Depuis son lancement, le télescope spatial James Webb (JWST) ne cesse de repousser les frontières de notre compréhension de l’Univers. Sa dernière prouesse en date bouleverse les modèles établis sur l’évolution des galaxies. Grâce à cet observatoire, des astronomes ont en effet détecté de l’oxygène dans la galaxie la plus éloignée jamais observée. Située à une époque où l’Univers n’avait que 2 % de son âge actuel, cette découverte remet en question la vitesse à laquelle les galaxies et les étoiles ont pu se former après le Big Bang.
L’émergence des premiers éléments lourds
Dans les premiers instants qui suivirent le Big Bang il y a environ 13,8 milliards d’années, l’Univers était un environnement extrêmement chaud et dense composé presque exclusivement des éléments les plus simples : l’hydrogène et l’hélium. Il a fallu attendre plusieurs centaines de millions d’années pour que les premières étoiles s’allument et commencent à transformer ces éléments légers en éléments plus lourds à travers un processus appelé nucléosynthèse stellaire.
Les étoiles massives, de véritables fournaises nucléaires, fusionnent en effet l’hydrogène et l’hélium pour produire des éléments comme l’oxygène, le carbone ou le fer. À la fin de leur vie, lorsqu’elles explosent en supernova, elles dispersent ces éléments dans l’espace, ce qui enrichit leur environnement et permet la formation de nouvelles générations d’étoiles et de planètes. Plus le temps passe, plus l’Univers s’enrichit en éléments lourds.

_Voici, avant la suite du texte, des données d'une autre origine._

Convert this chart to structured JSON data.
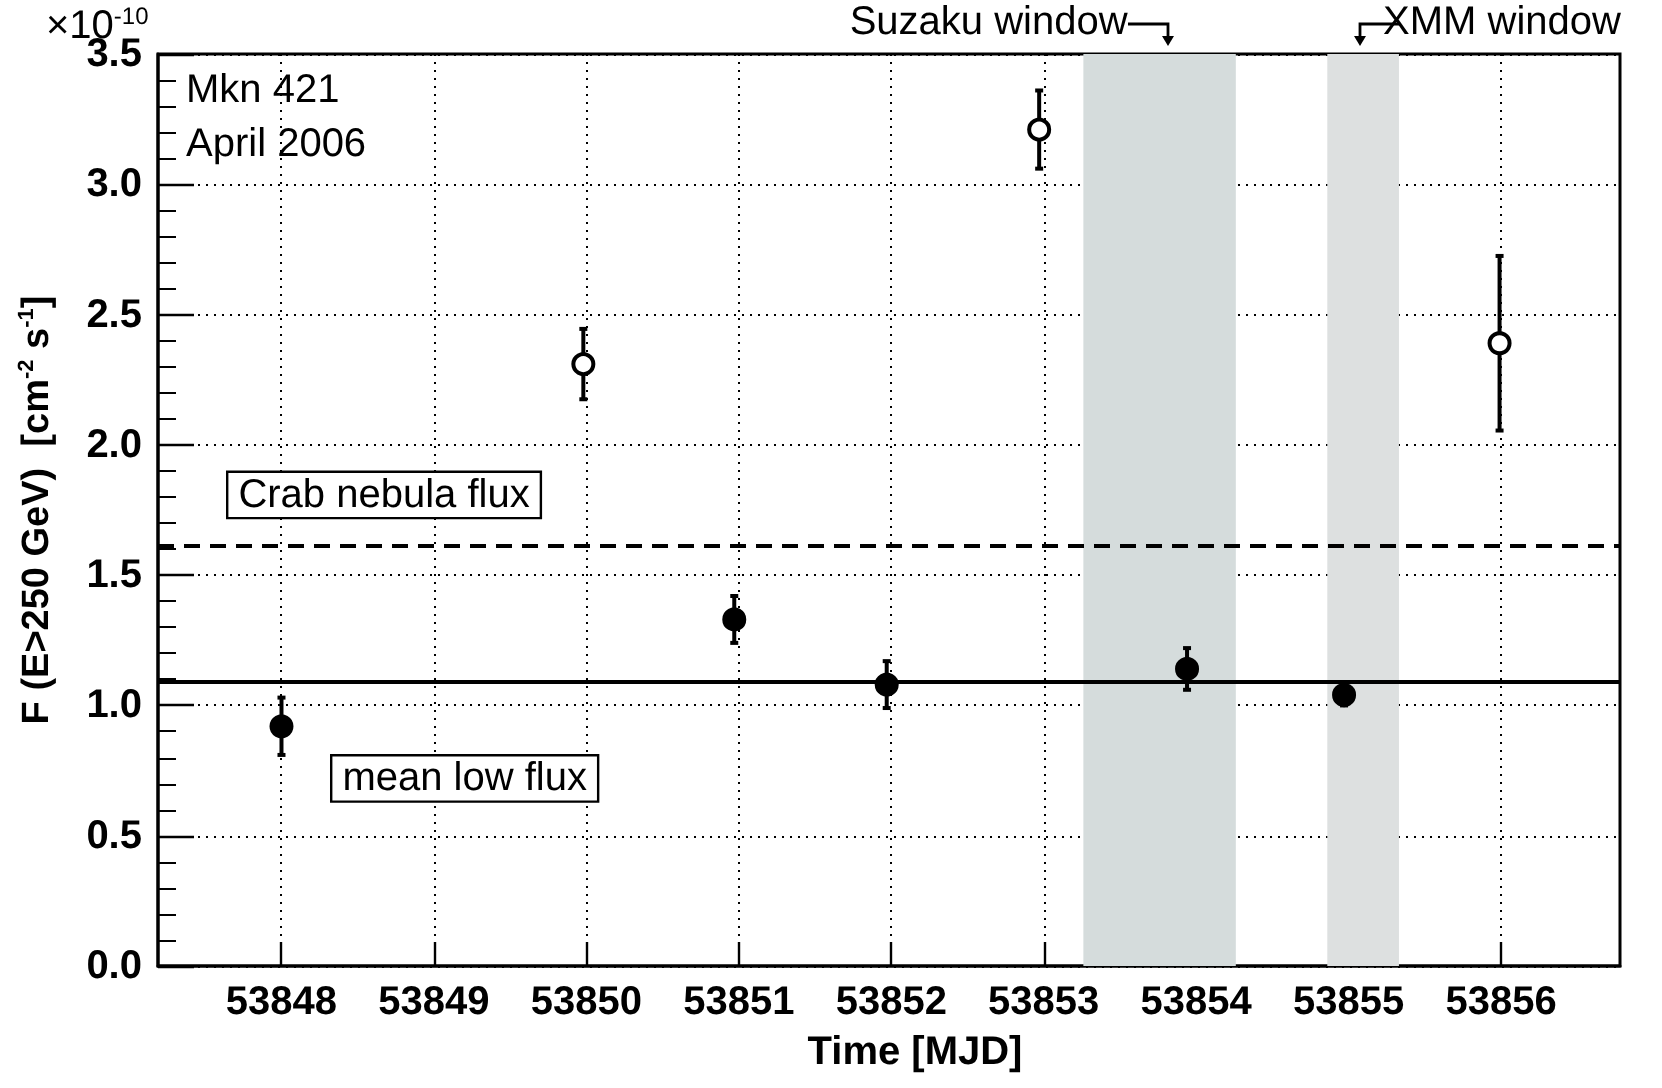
{
  "chart_data": {
    "type": "scatter",
    "xlabel": "Time [MJD]",
    "ylabel": "F (E>250 GeV)  [cm$^{-2}$ s$^{-1}$]",
    "annotations": [
      "×10$^{-10}$",
      "Mkn 421",
      "April 2006"
    ],
    "xlim": [
      53847.19,
      53856.78
    ],
    "xticks": [
      53848,
      53849,
      53850,
      53851,
      53852,
      53853,
      53854,
      53855,
      53856
    ],
    "ylim": [
      0,
      3.5
    ],
    "yticks": [
      {
        "value": 0,
        "label": "0.0"
      },
      {
        "value": 0.5,
        "label": "0.5"
      },
      {
        "value": 1,
        "label": "1.0"
      },
      {
        "value": 1.5,
        "label": "1.5"
      },
      {
        "value": 2,
        "label": "2.0"
      },
      {
        "value": 2.5,
        "label": "2.5"
      },
      {
        "value": 3,
        "label": "3.0"
      },
      {
        "value": 3.5,
        "label": "3.5"
      }
    ],
    "grid": true,
    "marker": "circle",
    "series": [
      {
        "color": "#000000",
        "x": [
          53848,
          53850.97,
          53851.97,
          53853.94,
          53854.97
        ],
        "values": [
          0.92,
          1.33,
          1.08,
          1.14,
          1.04
        ],
        "errors": [
          0.11,
          0.09,
          0.09,
          0.08,
          0.04
        ]
      },
      {
        "color": "#ffffff",
        "x": [
          53849.98,
          53852.97,
          53855.99
        ],
        "values": [
          2.31,
          3.21,
          2.39
        ],
        "errors": [
          0.135,
          0.15,
          0.335
        ]
      }
    ],
    "ref_lines": [
      {
        "axis": "y",
        "value": 1.61,
        "label": "Crab nebula flux",
        "color": "#000000",
        "line_style": "dashed"
      },
      {
        "axis": "y",
        "value": 1.09,
        "label": "mean low flux",
        "color": "#000000",
        "line_style": "solid"
      }
    ],
    "bands": [
      {
        "axis": "x",
        "from": 53853.26,
        "to": 53854.26,
        "label": "Suzaku window",
        "color": "#d5dcdc"
      },
      {
        "axis": "x",
        "from": 53854.86,
        "to": 53855.33,
        "label": "XMM window",
        "color": "#dde0e0"
      }
    ]
  }
}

Jusqu’ici, les astronomes pensaient que ce processus avait pris un certain temps et que dans les premières centaines de millions d’années après le Big Bang, les galaxies ne contenaient encore que peu d’éléments lourds. Les modèles suggéraient que l’Univers primitif était principalement peuplé de premières étoiles massives, encore vierges de toute contamination par des éléments comme l’oxygène.

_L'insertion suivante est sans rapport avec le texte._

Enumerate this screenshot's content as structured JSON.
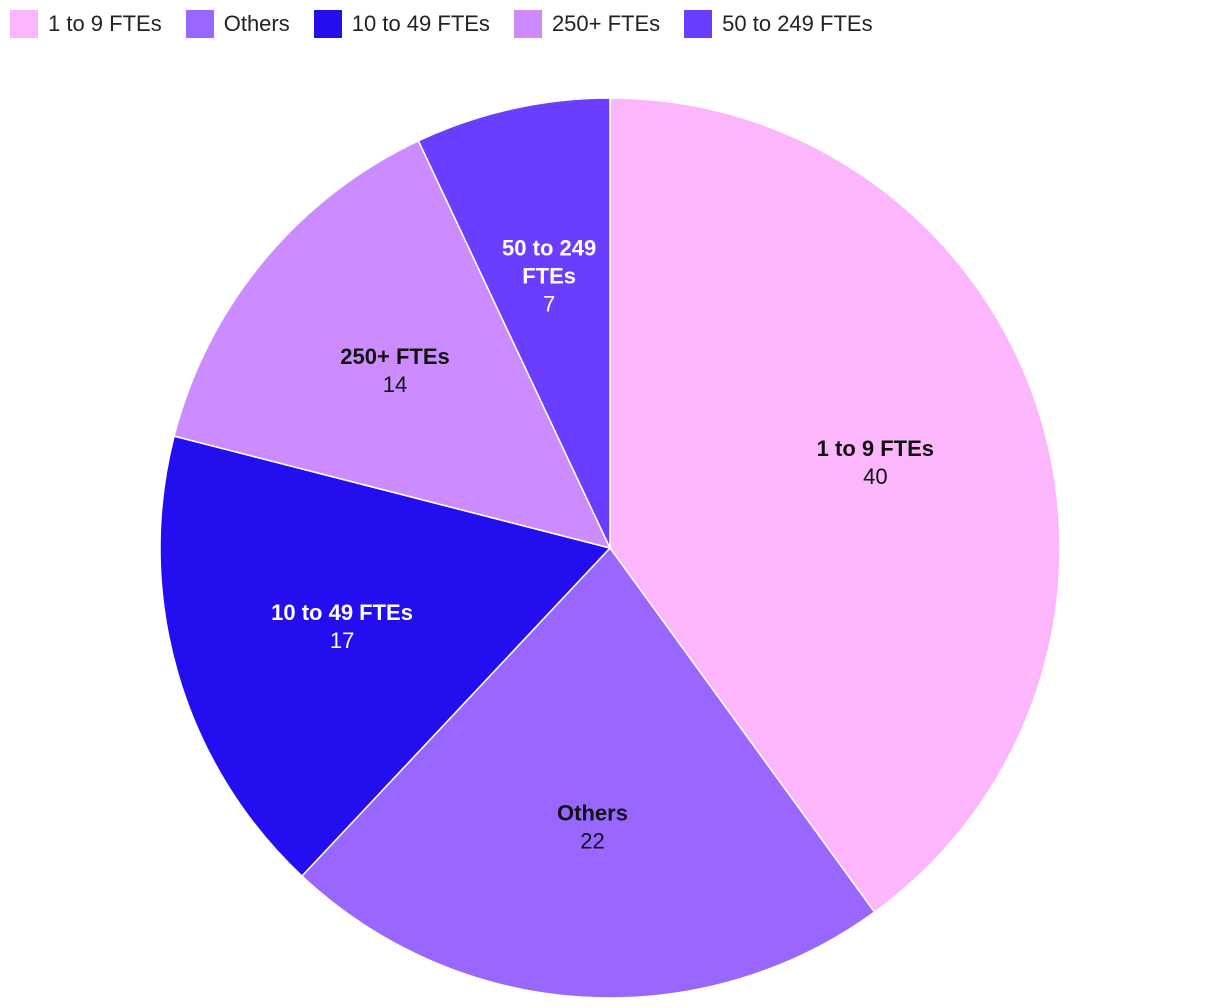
{
  "chart_data": {
    "type": "pie",
    "title": "",
    "legend_position": "top-left",
    "slices": [
      {
        "label": "1 to 9 FTEs",
        "label_lines": [
          "1 to 9 FTEs"
        ],
        "value": 40,
        "color": "#FBB6FC",
        "text_color": "#111111"
      },
      {
        "label": "Others",
        "label_lines": [
          "Others"
        ],
        "value": 22,
        "color": "#9966FF",
        "text_color": "#111111"
      },
      {
        "label": "10 to 49 FTEs",
        "label_lines": [
          "10 to 49 FTEs"
        ],
        "value": 17,
        "color": "#230EF0",
        "text_color": "#FFFFFF"
      },
      {
        "label": "250+ FTEs",
        "label_lines": [
          "250+ FTEs"
        ],
        "value": 14,
        "color": "#CC8CFF",
        "text_color": "#111111"
      },
      {
        "label": "50 to 249 FTEs",
        "label_lines": [
          "50 to 249",
          "FTEs"
        ],
        "value": 7,
        "color": "#6A3DFF",
        "text_color": "#FFFFFF"
      }
    ]
  }
}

Une découverte du télescope James Webb qui bouleverse les modèles
Une découverte récente du télescope James Webb remet en cause cette vision des choses. En observant la galaxie JADES-GS-z14-0, située 290 millions d’années après le Big Bang, les astronomes ont en effet été surpris de détecter des quantités d’oxygène bien plus élevées que prévu. Cette observation a été confirmée par le télescope ALMA, situé dans le désert d’Atacama au Chili, qui a permis d’analyser en détail la composition chimique de cette galaxie lointaine.
Les résultats sont stupéfiants : JADES-GS-z14-0 contient environ dix fois plus d’oxygène que ce que les modèles prédisaient. Cela signifie qu’un grand nombre d’étoiles massives ont dû naître, brûler leur carburant et exploser en supernova en un laps de temps extrêmement court. Cette galaxie semble donc avoir évolué bien plus rapidement qu’attendu, ce qui remet en question notre compréhension du rythme de formation des premières étoiles et galaxies.

Un mystère pour les astronomes
Cette découverte, rapportée dans les revues Astronomy & Astrophysics et The Astrophysical Journal, pose de nombreuses questions. Comment une galaxie aussi jeune a-t-elle pu accumuler autant d’oxygène en si peu de temps ? Les astronomes envisagent plusieurs hypothèses. Il est possible que l’Univers primitif ait formé des étoiles massives plus rapidement et en plus grand nombre qu’on ne le pensait. Une autre possibilité est que certains processus encore inconnus aient accéléré la dispersion des éléments lourds dans l’espace.
Quoi qu’il en soit, JADES-GS-z14-0 nous oblige à repenser notre compréhension de l’évolution des galaxies. Grâce à James Webb et à d’autres télescopes de nouvelle génération, les chercheurs espèrent désormais percer ce mystère et en apprendre davantage sur la naissance des premières structures de l’Univers.